The inevitable problem came when I insisted on helping with things that I wasn’t quite ready for- like cracking eggs. At the age of about four or five, I insisted on cracking the eggs for the cookies we were making. I was sure that the process of smashing a perfect round egg and emptying its contents into a bowl had to be the funnest part in the whole baking process, and I was missing out! So one day I grabbed one cold smooth egg and, at my mom’s insistence, gently tapped it against the edge of the counter. Of course that didn’t work, so I decided to do it more like I always saw my mom do it: I gave it a good hard smack against the corner and voila! It was instantly in two! My mother proceeded to jump as if a grenade had just exploded. Then she grabbed the egg shells with her hands over mine and guided the remaining contents into the stainless steel mixing bowl. Her ears turned red as she tried desperately not to get mad. I remember the goopy egg white slowly drooling off the counter onto the floor in stringy little intermittent globs. I quickly reached for the next egg. My mom immediately put her hand on mine and said with a kind but stern smile, “Let’s do it together this time.”

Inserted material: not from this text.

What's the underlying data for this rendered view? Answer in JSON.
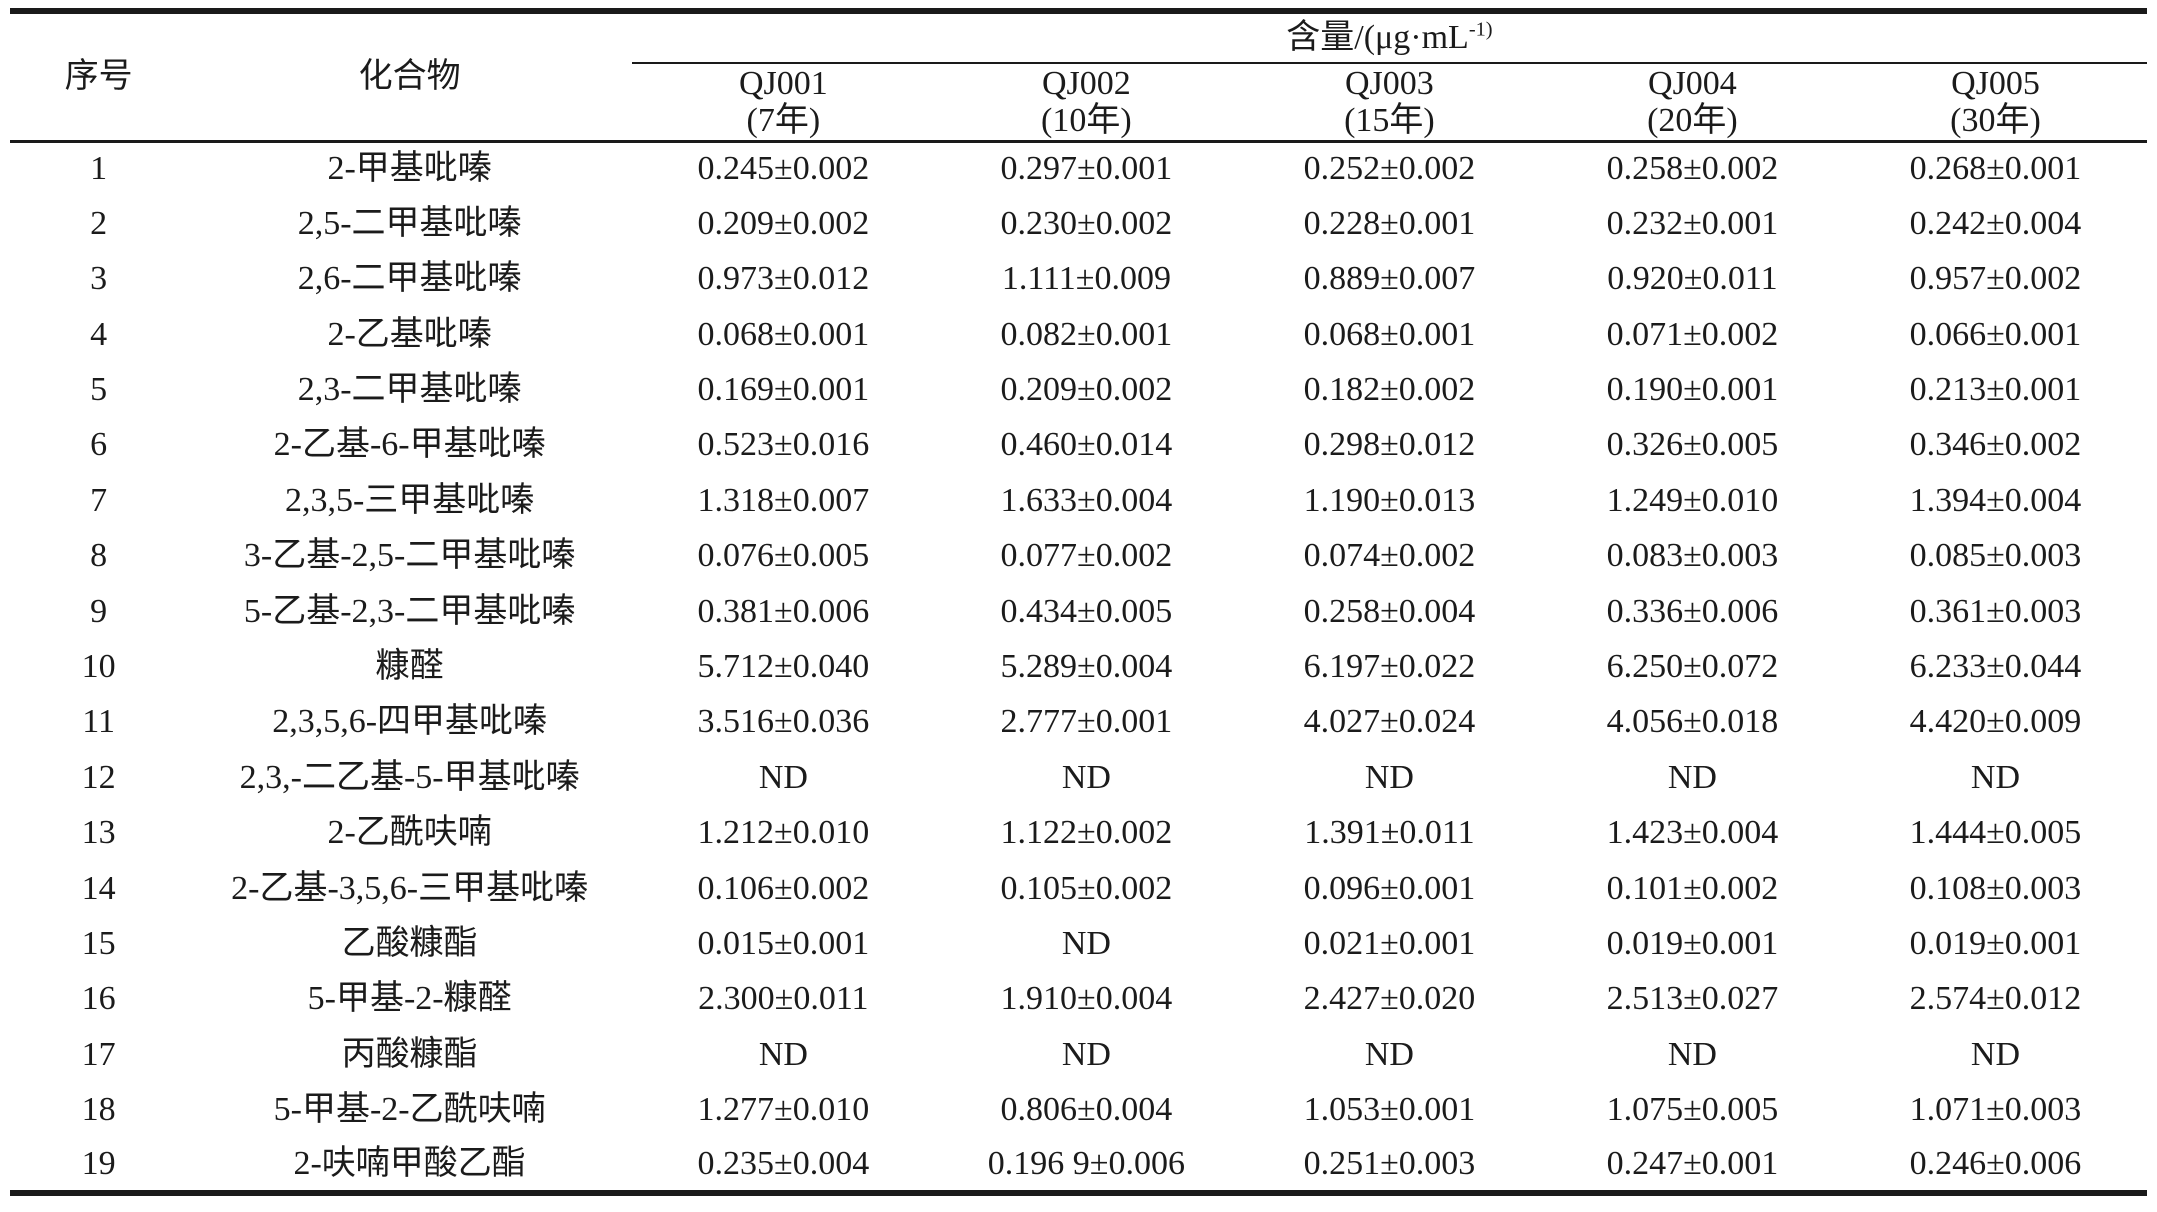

In the years that followed, the dance continued in which I began to do things by myself and make more choices by myself, without my parents’ guidance. Some of my choices left lots of slimy egg white dripping to the floor, and the messes weren’t always so easy to clean up. Fortunately, just like cooking produces not only messes, but also delicious foods, making choices in life results in challenges and beautiful blessings- like my three beautiful children.
Now my little girl, Lily, enjoys “helping” me in the kitchen. She insists on helping with things that make my heart leap up into the top of my throat: like stirring things that easily spill or getting the eggs out of the best compact refrigerator. It takes every ounce of strength for me to resist screaming and ordering her out of the kitchen, as flour flies through the air and dough falls into blobs everywhere except where it belongs.
It’s at these moments that I stop and remember myself as a child. A crooked mischievous smile slowly spreads across my face, and I think back to the fun I had “helping” my poor unsuspecting mom in the kitchen. Then I turn back and enjoy baking with my baby girl as she slops on the counter, tastes the brown sugar, and skips the number three when we count the cups of flour that we’re pouring in the mixing bowl together. I’ll bet that one day soon she will insist on cracking an egg, and I’ll bet my ears will turn a slight pinkish color as I try not to lose my patience, and I’ll bet that my confidence in her and my love for her will help her to become the amazing woman that she is meant to be.